Motörhead fans still mourning the death of the band's singer, songwriter and bassist, Ian 'Lemmy' Kilmister, in December are seeking commemoration for the rock icon in an unusual location — the periodic table.
A petition launched on Change.org by John Wright of York, United Kingdom, proposed "Lemmium" as a name for element 115, quickly gathering thousands of signatures. The element holds the cumbersome temporary working name "ununpentium" and the temporary symbol Uup, according to a statement issued by the International Union of Pure and Applied Chemistry (IUPAC) on Dec. 30, 2015. (The name references the Latin roots of "115," the numerals in the element's atomic number.)
The IUPAC officially added element 115 and three other new elements to the table, according to the statement. The four elements are among the heaviest to date and the first to be added since 2011, completing the table's seventh row.
This news might not have normally caught the attention of your average heavy metal headbanger, but Lemmy, as he was widely known, had died only two days before the IUPAC announcement, on Dec. 28, and his loss was still fresh in many fans' minds. When these yet-to-be-named "superheavy" elements were made public, Wright recognized a uniquely appropriate opportunity to honor a man who, for many, embodied the heavy metal genre. [Video: Head-Banging Bee Puts Metal Heads to Shame]
Lemmy, a member of Motörhead since the band's formation in 1975, famously lived the "sex, drugs, and rock-and-roll" lifestyle to the fullest. While other band members rotated in and out over the years, Lemmy remained a permanent fixture. He was a larger-than-life figure whose snarling vocals and frantic bass-playing churned with raw energy, defining the fast-paced, high-powered rock music that came to be known as heavy metal, his fans have said. (Lemmy usually declined to label Motörhead as heavy metal, describing the group's music as rock and roll.)
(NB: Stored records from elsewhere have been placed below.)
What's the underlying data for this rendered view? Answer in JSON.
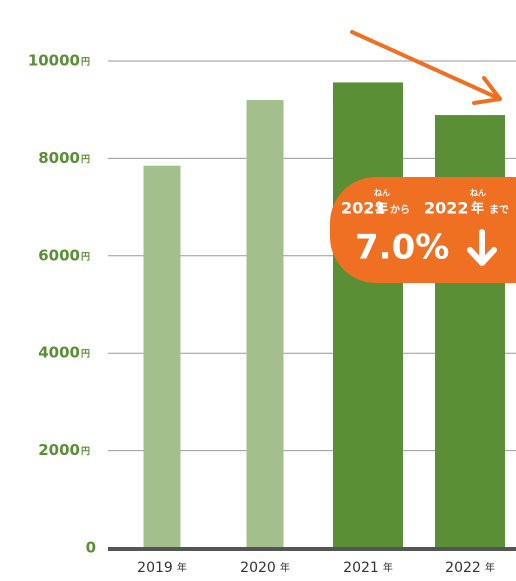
{
  "chart_data": {
    "type": "bar",
    "categories": [
      "2019",
      "2020",
      "2021",
      "2022"
    ],
    "x_unit": "年",
    "values": [
      7850,
      9200,
      9560,
      8890
    ],
    "colors": [
      "#a3bf8c",
      "#a3bf8c",
      "#5b8f36",
      "#5b8f36"
    ],
    "ylim": [
      0,
      10000
    ],
    "yticks": [
      0,
      2000,
      4000,
      6000,
      8000,
      10000
    ],
    "y_unit": "円",
    "grid": true,
    "annotation": {
      "from": "2021",
      "from_unit": "年",
      "from_ruby": "ねん",
      "kara": "から",
      "to": "2022",
      "to_unit": "年",
      "to_ruby": "ねん",
      "made": "まで",
      "value": 7.0,
      "value_label": "7.0%"
    }
  }
}
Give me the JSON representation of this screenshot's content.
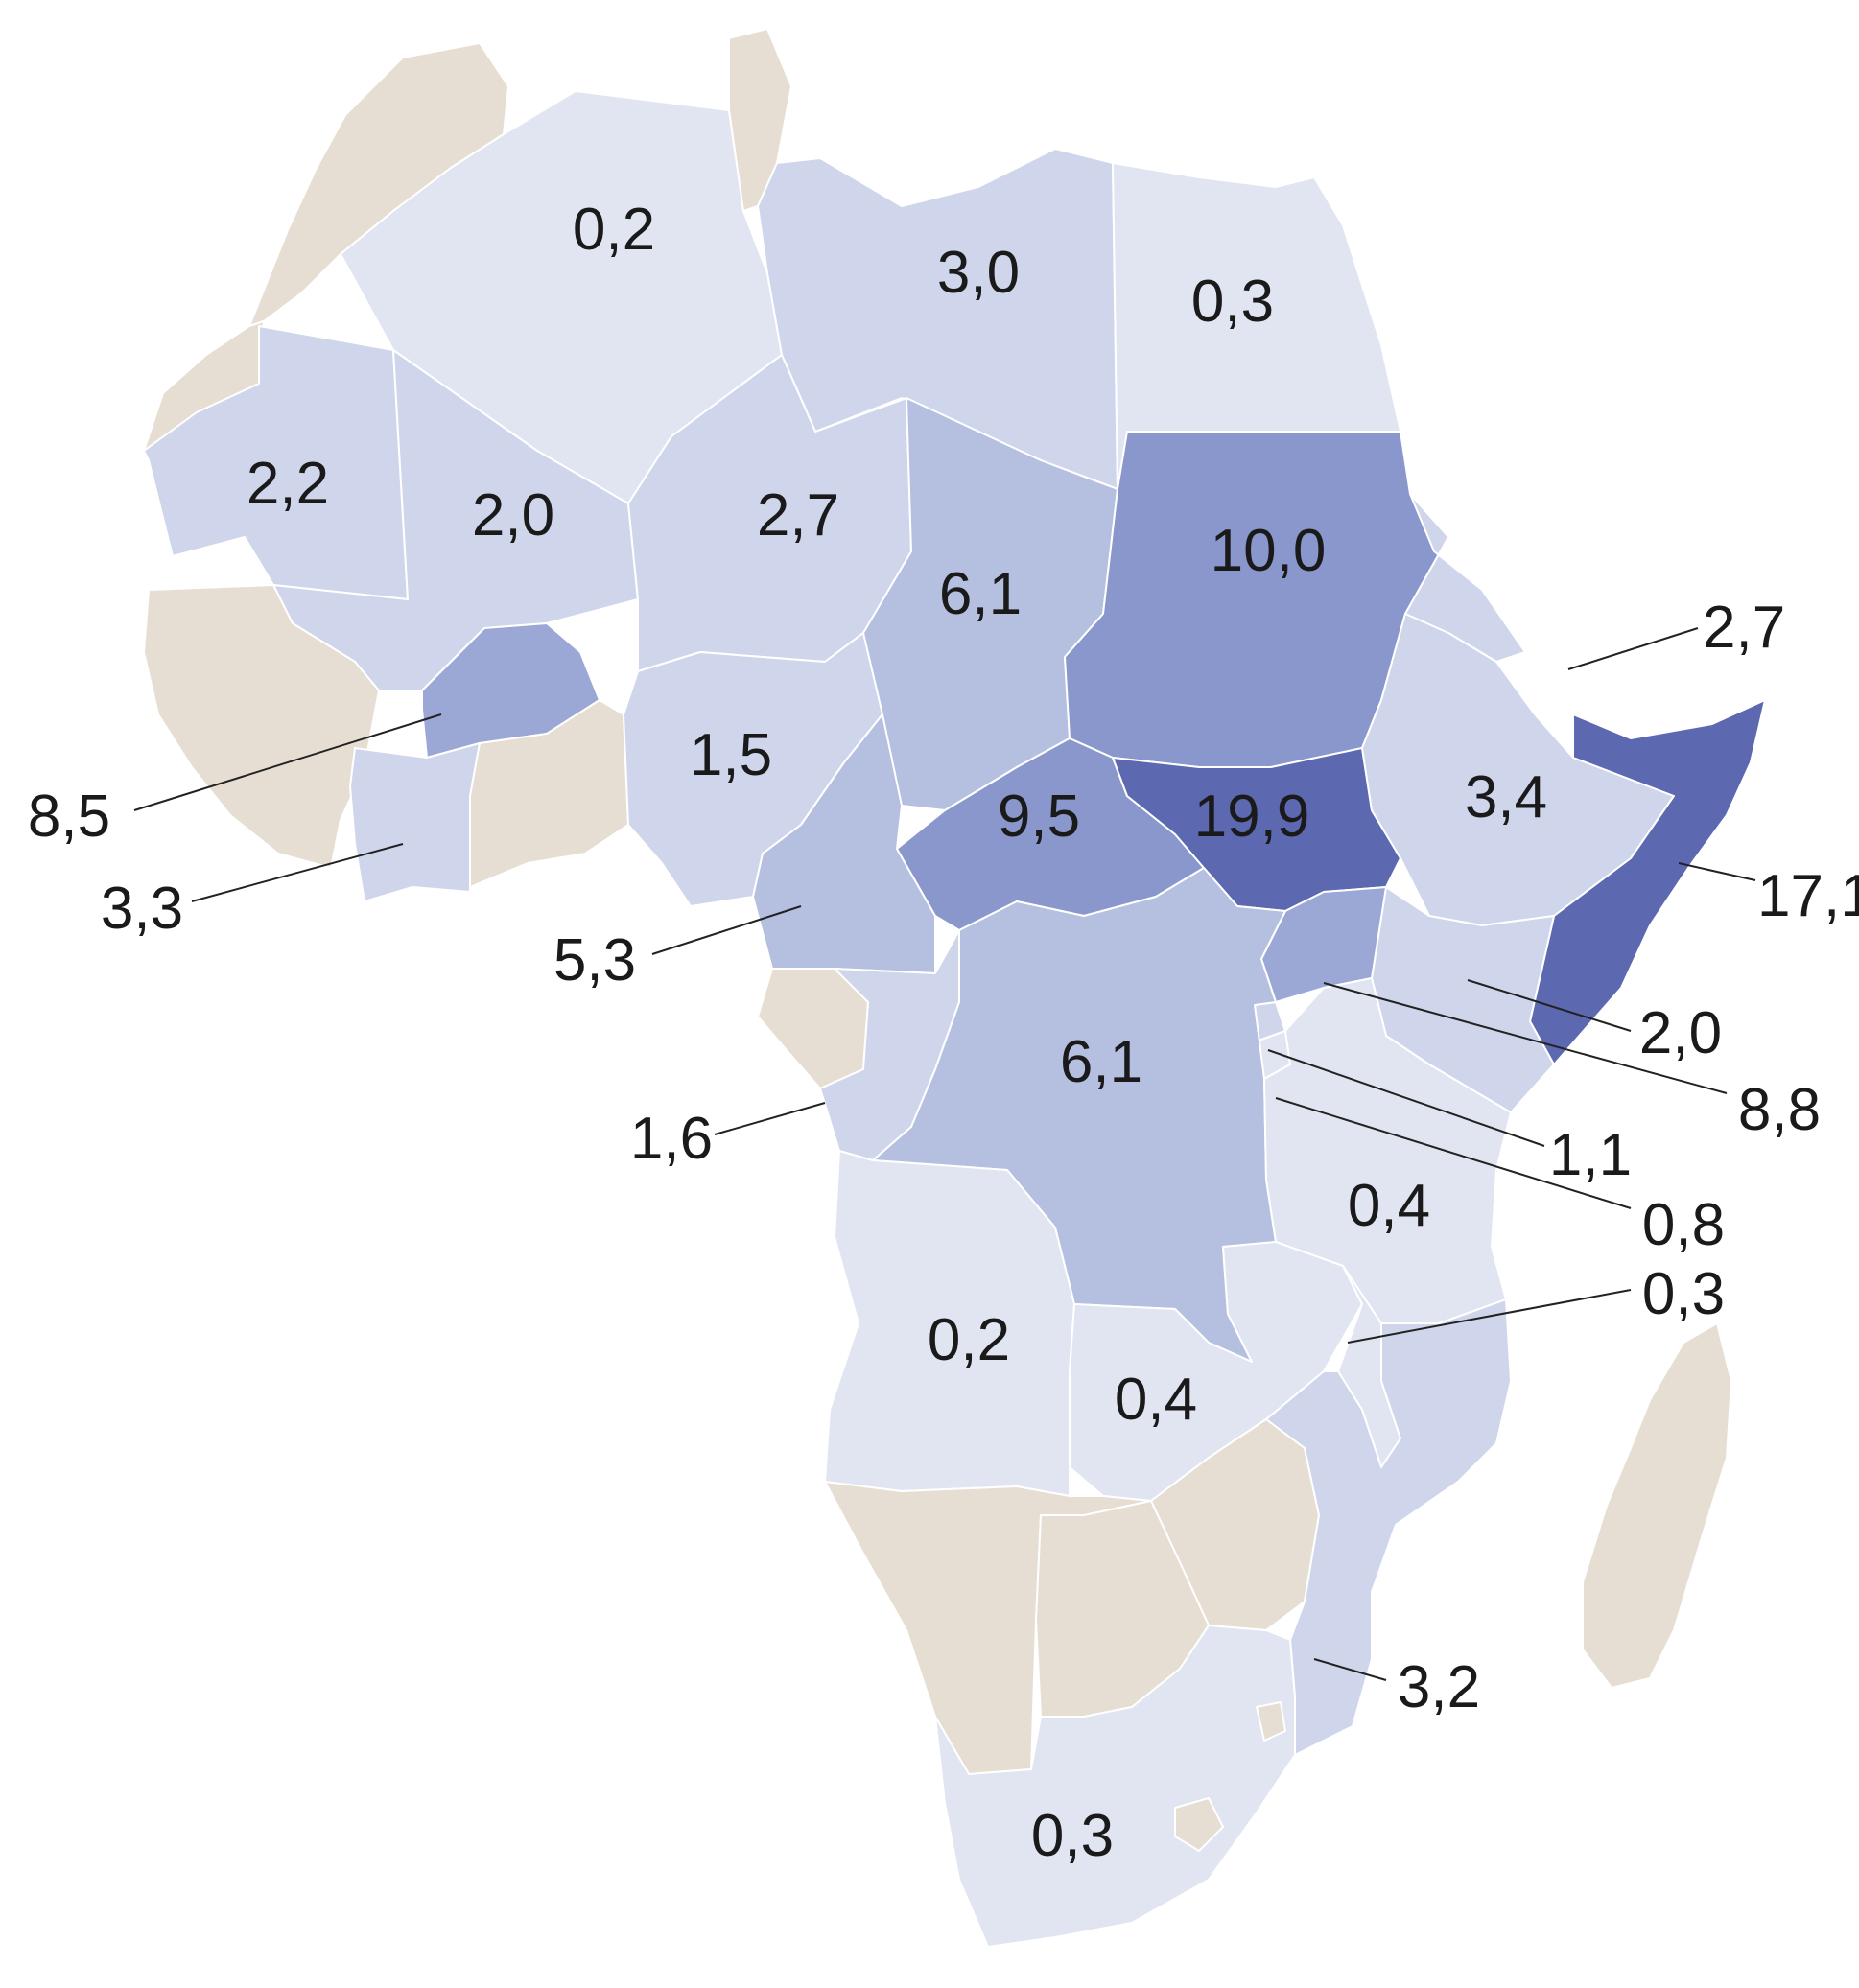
{
  "colors": {
    "no_data": "#e6ded3",
    "scale": [
      "#e1e5f1",
      "#cfd6eb",
      "#b5bfe0",
      "#9ba8d5",
      "#8a97cc",
      "#5c68b0"
    ],
    "background": "#ffffff",
    "label": "#1a1a1a"
  },
  "regions": [
    {
      "id": "morocco",
      "value": null
    },
    {
      "id": "western-sahara",
      "value": null
    },
    {
      "id": "mauritania",
      "value": "2,2"
    },
    {
      "id": "algeria",
      "value": "0,2"
    },
    {
      "id": "tunisia",
      "value": null
    },
    {
      "id": "libya",
      "value": "3,0"
    },
    {
      "id": "egypt",
      "value": "0,3"
    },
    {
      "id": "mali",
      "value": "2,0"
    },
    {
      "id": "niger",
      "value": "2,7"
    },
    {
      "id": "chad",
      "value": "6,1"
    },
    {
      "id": "sudan",
      "value": "10,0"
    },
    {
      "id": "eritrea",
      "value": "2,7"
    },
    {
      "id": "west-coast",
      "value": null
    },
    {
      "id": "burkina-faso",
      "value": "8,5"
    },
    {
      "id": "cote-divoire",
      "value": "3,3"
    },
    {
      "id": "ghana-togo-benin",
      "value": null
    },
    {
      "id": "nigeria",
      "value": "1,5"
    },
    {
      "id": "cameroon",
      "value": "5,3"
    },
    {
      "id": "car",
      "value": "9,5"
    },
    {
      "id": "south-sudan",
      "value": "19,9"
    },
    {
      "id": "ethiopia",
      "value": "3,4"
    },
    {
      "id": "somalia",
      "value": "17,1"
    },
    {
      "id": "kenya",
      "value": "2,0"
    },
    {
      "id": "uganda",
      "value": "8,8"
    },
    {
      "id": "rwanda",
      "value": "1,1"
    },
    {
      "id": "burundi",
      "value": "0,8"
    },
    {
      "id": "gabon-eq-guinea",
      "value": null
    },
    {
      "id": "congo",
      "value": "1,6"
    },
    {
      "id": "drc",
      "value": "6,1"
    },
    {
      "id": "tanzania",
      "value": "0,4"
    },
    {
      "id": "angola",
      "value": "0,2"
    },
    {
      "id": "zambia",
      "value": "0,4"
    },
    {
      "id": "malawi",
      "value": "0,3"
    },
    {
      "id": "zimbabwe",
      "value": null
    },
    {
      "id": "mozambique",
      "value": "3,2"
    },
    {
      "id": "namibia",
      "value": null
    },
    {
      "id": "botswana",
      "value": null
    },
    {
      "id": "south-africa",
      "value": "0,3"
    },
    {
      "id": "eswatini",
      "value": null
    },
    {
      "id": "lesotho",
      "value": null
    },
    {
      "id": "madagascar",
      "value": null
    }
  ],
  "labels": [
    {
      "id": "algeria",
      "text": "0,2"
    },
    {
      "id": "libya",
      "text": "3,0"
    },
    {
      "id": "egypt",
      "text": "0,3"
    },
    {
      "id": "mauritania",
      "text": "2,2"
    },
    {
      "id": "mali",
      "text": "2,0"
    },
    {
      "id": "niger",
      "text": "2,7"
    },
    {
      "id": "chad",
      "text": "6,1"
    },
    {
      "id": "sudan",
      "text": "10,0"
    },
    {
      "id": "eritrea",
      "text": "2,7"
    },
    {
      "id": "burkina-faso",
      "text": "8,5"
    },
    {
      "id": "cote-divoire",
      "text": "3,3"
    },
    {
      "id": "nigeria",
      "text": "1,5"
    },
    {
      "id": "cameroon",
      "text": "5,3"
    },
    {
      "id": "car",
      "text": "9,5"
    },
    {
      "id": "south-sudan",
      "text": "19,9"
    },
    {
      "id": "ethiopia",
      "text": "3,4"
    },
    {
      "id": "somalia",
      "text": "17,1"
    },
    {
      "id": "kenya",
      "text": "2,0"
    },
    {
      "id": "uganda",
      "text": "8,8"
    },
    {
      "id": "rwanda",
      "text": "1,1"
    },
    {
      "id": "burundi",
      "text": "0,8"
    },
    {
      "id": "congo",
      "text": "1,6"
    },
    {
      "id": "drc",
      "text": "6,1"
    },
    {
      "id": "tanzania",
      "text": "0,4"
    },
    {
      "id": "malawi",
      "text": "0,3"
    },
    {
      "id": "angola",
      "text": "0,2"
    },
    {
      "id": "zambia",
      "text": "0,4"
    },
    {
      "id": "mozambique",
      "text": "3,2"
    },
    {
      "id": "south-africa",
      "text": "0,3"
    }
  ]
}
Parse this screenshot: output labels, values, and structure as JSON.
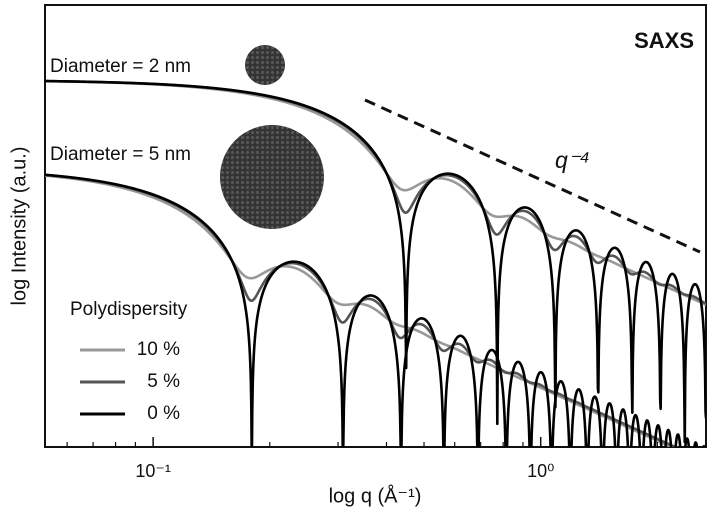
{
  "chart_data": {
    "type": "line",
    "title": "SAXS",
    "x_label": "log q (Å⁻¹)",
    "y_label": "log Intensity (a.u.)",
    "xscale": "log",
    "yscale": "log",
    "xlim": [
      0.0526,
      2.67
    ],
    "xticks": [
      {
        "value": 0.1,
        "label": "10⁻¹"
      },
      {
        "value": 1,
        "label": "10⁰"
      }
    ],
    "xminorticks": [
      0.06,
      0.07,
      0.08,
      0.09,
      0.2,
      0.3,
      0.4,
      0.5,
      0.6,
      0.7,
      0.8,
      0.9,
      2
    ],
    "curves": [
      {
        "label": "Diameter = 2 nm",
        "diameter_nm": 2
      },
      {
        "label": "Diameter = 5 nm",
        "diameter_nm": 5
      }
    ],
    "legend_title": "Polydispersity",
    "series": [
      {
        "name": "10 %",
        "polydispersity": 10,
        "color": "#999999"
      },
      {
        "name": "5 %",
        "polydispersity": 5,
        "color": "#555555"
      },
      {
        "name": "0 %",
        "polydispersity": 0,
        "color": "#000000"
      }
    ],
    "annotation": "q⁻⁴"
  }
}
On the petition's website, Wright wrote, "We believe it is fitting that the International Union of Pure and Applied Chemistry (IUPAC) recommend that one of the four newly discovered heavy metals in the periodic table is named Lemmium." As of Jan. 12, the petition is just a few thousand entries away from its goal of 150,000 signatures.
Naming these new elements is a privilege generally reserved for the scientists who identified them. "The discoverers from Japan, Russia and the USA will now be invited to suggest permanent names and symbols," IUPAC officials announced in the statement. According to the IUPAC naming conventions, "New elements can be named after a mythological concept, a mineral, a place or country, a property, or a scientist," which would seem to rule out the inclusion of a hard-partying rock-and-roller, no matter how iconic he might be.
Once IUPAC's Inorganic Chemistry Division accepts a proposed name (and two-letter symbol), the name undergoes a five-month public review process, after which the IUPAC's Council, the group's highest body, finalizes the element's official name and symbol. This heralds the element's official introduction into the periodic table of the elements.